前回(「クレーマーは怖くない?」)は、クレーマーに対応する一人一人が、クレーマー対応も自分の業務の一環であるという自覚を持つことが大切で、クレーマーをたらい回しにしてはならないことを述べました。
しかし、前回述べたことは、担当者が全ての責任をもって全てのクレーマーに対応することを意味するものではありません。
むしろ、担当者が全てのクレーマーに対応するということは、担当者を孤立化させてしまい、クレーマーの不当要求に安易に応じてしまいかねないという危険性があり絶対に避けるべきです。
そこで、重要となってくるのが組織での対応です。
そして、組織で対応するにはクレーマーの情報の共有化(連絡・報告)、対応方法の一貫性が必要となります。

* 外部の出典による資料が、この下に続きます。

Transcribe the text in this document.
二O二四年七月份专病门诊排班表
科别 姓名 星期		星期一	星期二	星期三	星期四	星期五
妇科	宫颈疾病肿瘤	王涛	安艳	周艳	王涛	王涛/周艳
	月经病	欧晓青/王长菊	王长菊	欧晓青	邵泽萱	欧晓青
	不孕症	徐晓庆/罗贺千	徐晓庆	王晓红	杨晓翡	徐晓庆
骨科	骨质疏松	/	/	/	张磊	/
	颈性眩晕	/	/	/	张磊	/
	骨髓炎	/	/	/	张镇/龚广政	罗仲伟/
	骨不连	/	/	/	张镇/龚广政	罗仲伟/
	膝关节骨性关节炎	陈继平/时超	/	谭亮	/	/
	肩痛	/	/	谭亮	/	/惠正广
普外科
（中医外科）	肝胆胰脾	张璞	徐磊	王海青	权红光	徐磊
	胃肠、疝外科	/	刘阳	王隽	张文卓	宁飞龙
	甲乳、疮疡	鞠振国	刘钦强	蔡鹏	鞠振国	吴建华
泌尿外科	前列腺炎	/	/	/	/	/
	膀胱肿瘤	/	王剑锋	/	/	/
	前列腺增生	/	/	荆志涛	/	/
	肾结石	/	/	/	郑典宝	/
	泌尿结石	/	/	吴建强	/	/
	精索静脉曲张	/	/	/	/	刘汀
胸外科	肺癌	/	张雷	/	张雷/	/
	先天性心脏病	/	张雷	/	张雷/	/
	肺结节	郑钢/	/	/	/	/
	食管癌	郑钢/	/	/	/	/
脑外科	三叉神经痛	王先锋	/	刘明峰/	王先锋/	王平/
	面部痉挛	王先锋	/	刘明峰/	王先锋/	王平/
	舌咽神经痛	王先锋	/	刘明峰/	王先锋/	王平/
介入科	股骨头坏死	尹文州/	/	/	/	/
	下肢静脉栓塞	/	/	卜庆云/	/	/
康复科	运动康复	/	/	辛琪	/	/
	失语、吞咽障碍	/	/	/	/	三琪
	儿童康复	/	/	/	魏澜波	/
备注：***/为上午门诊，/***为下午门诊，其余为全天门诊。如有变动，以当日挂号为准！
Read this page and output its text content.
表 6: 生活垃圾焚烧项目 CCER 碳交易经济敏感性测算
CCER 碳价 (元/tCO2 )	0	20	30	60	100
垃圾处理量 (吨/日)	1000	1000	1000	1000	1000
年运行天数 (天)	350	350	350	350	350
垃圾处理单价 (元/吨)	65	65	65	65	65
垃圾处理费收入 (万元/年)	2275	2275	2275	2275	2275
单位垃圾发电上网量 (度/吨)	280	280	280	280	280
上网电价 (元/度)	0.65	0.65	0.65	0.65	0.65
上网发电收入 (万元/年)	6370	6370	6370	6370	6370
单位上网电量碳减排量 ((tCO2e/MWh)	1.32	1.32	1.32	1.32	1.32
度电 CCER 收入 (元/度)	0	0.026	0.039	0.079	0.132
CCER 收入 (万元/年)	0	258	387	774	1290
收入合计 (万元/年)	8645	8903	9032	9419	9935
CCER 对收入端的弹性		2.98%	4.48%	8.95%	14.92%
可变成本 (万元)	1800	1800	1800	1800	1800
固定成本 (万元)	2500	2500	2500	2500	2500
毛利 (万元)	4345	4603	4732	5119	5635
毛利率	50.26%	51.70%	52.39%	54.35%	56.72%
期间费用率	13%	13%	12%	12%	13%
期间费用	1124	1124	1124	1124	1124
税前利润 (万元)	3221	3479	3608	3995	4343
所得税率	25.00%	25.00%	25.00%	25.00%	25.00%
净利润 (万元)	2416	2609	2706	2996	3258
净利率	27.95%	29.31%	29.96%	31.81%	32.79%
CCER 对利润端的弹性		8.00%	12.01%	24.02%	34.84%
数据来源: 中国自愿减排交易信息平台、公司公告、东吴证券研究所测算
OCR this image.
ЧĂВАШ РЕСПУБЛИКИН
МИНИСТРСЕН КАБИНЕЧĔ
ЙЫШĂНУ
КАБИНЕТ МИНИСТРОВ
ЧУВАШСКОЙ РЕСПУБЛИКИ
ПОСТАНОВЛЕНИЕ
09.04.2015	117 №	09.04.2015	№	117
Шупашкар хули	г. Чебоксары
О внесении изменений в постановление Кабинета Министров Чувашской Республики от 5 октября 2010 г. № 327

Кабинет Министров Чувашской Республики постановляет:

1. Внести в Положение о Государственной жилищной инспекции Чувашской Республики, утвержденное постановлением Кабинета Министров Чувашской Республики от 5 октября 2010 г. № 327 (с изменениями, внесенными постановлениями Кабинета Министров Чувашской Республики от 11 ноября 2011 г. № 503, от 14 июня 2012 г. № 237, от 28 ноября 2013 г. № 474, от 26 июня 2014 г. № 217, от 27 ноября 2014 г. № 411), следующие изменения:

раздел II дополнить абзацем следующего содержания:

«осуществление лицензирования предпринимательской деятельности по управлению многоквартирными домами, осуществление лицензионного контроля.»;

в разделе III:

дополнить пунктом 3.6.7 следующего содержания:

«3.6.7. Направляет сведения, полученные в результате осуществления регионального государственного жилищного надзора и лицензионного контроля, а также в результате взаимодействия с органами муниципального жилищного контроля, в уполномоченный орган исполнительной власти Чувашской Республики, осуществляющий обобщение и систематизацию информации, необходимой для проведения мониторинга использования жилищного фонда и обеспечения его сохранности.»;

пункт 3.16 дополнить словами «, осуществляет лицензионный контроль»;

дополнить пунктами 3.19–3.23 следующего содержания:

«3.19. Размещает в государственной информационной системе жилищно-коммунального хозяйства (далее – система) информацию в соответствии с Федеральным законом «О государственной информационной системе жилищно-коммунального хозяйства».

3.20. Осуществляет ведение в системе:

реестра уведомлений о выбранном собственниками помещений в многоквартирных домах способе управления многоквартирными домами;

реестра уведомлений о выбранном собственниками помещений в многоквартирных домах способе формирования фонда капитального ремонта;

情報の共有化のためには、クレーマー情報の報告方法・報告先の取り決めが必要ですし、対応方法を一貫させるにも組織内での取り決めが不可欠となります。
そのため、組織で対応するにはクレーマー対応マニュアルが必要となるのです。
それでは、マニュアルにはどのような事項を記載すればよいのでしょうか。
上記のとおり、大きく分けて
- クレーマー情報の共有化のために情報伝達方法(報告方法)
- クレーマー対応方法
があります。
まず、1.クレーマー情報の共有化のための情報伝達方法についてですが、最初に考えなくてはならないのは組織内部の手続きです。
通常組織は代表者と頂点としてピラミッドがたの構成をしています。組織の規模によっては、すべてのクレームを直接代表者に報告することが可能な組織(比較的小規模な組織)もあれば、第1段階では担当者の上席(課長・部長など)に報告する組織もあるでしょう。
しかし、担当者の心理としては、直接代表者にクレームを報告することに躊躇を覚えるでしょう(社長にそのようなクレームは担当者が解決しろと言われてしまうのが落ちです。誰もがクレーマーに対応することはいやなのです。)。また、直接の上司である課長や部長に報告や相談をしても課長・部長も社長に報告するのは躊躇を覚えるでしょうし、その部署で報告が終わってしまい情報の共有化が実現しません。
そこで、クレームの情報を共有化するためには、クレームの情報を収集する部署を決めておくことが有益です(総務部などで兼任してもらい必ずしも新たにクレーム対策部などを創設する必要まではありません)。
クレーム情報を集約する部署を作ることによって、組織全体のクレーマーの情報が集約しますし、また、報告する担当者等にとっても報告しやすいものとなります。
担当部署を作ったときは、担当者にとってよりクレーマー情報の報告がしやすくするために、報告書の書式を予め作成しておいて、組織全体に周知しておくことが有用です。また、定式の報告書があることによって担当者は、クレーマーに対応した場合には、報告書に記載するために自然とクレーマーの主張内容を5W1Hで客観的に把握するようになります。
したがって、報告書には、
- 相手方の情報
- 相手方の主張内容(5W1Hで記載)
- 相手方の行為態様(どなる、複数人でくる等)
を記載するようにしましょう。
以上、クレーマー対応マニュアルの情報共有のための組織編成について簡単に述べさせてもらいましたが、次回は、2.マニュアルに記載すべきクレーマー対応方法について、述べたいと思います。